Русская рулетка - Валерий Поволяев 14 стр.


Утром засада вернулась. Вернулась ни с чем. Широков ухватил себя пальцами за кончик носа, сплющил ноздри:

- Провонял морячок здорово. Чернеть уже начал. Надо спешно закапывать его, иначе растащат лихоимца зверушки на корм.

- Значит, никто не приходил… - задумчиво произнёс начальник разведки.

- Только лиса с выводком лисят.

Начальник разведки поёжился, проговорил недовольно:

- Ну что ж, отрицательный результат - это тоже результат.
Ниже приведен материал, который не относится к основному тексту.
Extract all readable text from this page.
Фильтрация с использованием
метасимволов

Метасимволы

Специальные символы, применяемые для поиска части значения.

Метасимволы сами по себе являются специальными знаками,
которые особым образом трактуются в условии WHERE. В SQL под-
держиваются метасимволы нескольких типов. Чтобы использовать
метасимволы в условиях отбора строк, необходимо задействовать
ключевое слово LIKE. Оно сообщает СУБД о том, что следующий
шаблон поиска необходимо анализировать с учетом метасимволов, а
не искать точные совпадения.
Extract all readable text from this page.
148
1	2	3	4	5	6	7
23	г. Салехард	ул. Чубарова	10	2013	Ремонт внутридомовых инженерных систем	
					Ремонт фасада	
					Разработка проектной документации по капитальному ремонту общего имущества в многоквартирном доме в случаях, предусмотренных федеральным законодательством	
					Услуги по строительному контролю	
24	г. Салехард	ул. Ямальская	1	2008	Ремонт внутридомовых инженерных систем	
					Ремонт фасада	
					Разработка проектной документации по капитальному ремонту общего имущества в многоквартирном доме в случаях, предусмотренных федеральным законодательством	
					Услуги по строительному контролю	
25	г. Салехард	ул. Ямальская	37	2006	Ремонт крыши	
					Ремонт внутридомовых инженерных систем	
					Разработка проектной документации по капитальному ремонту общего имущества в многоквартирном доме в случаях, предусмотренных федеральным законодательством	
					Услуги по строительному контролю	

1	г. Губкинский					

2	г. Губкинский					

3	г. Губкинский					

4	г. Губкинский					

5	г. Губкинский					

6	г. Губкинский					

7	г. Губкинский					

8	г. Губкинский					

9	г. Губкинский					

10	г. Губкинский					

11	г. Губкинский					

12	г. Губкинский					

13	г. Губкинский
Верно. Даже если бы за трупом кто-то и приволокся, то лишь за одним - чтобы оттащить его куда-нибудь подальше в лес и закопать в дикой, вырытой медведем яме, для этого надо обладать милосердием… Вряд ли люди, пришедшие сюда из Финляндии, были милосердны. Они вернулись в Россию с одной только целью - убивать. Ещё - поджигать, разрушать, пакостить… Начальник разведки, человек ещё не старый, но повидавший столько, что этого скорбного багажа хватило бы на целое поколение, ощутил, как у него судорожно задёргалась правая щека… Нервы. Говорят, все, что дёргается, болит, отнимается, ноет справа, имеет прямой выход на левую сторону, туда, где сердце. Это прямой сигнал - сердце изношено, может быть, даже изношено вконец. Вот, изношенное, оно и подаёт позыв, просит пощадить…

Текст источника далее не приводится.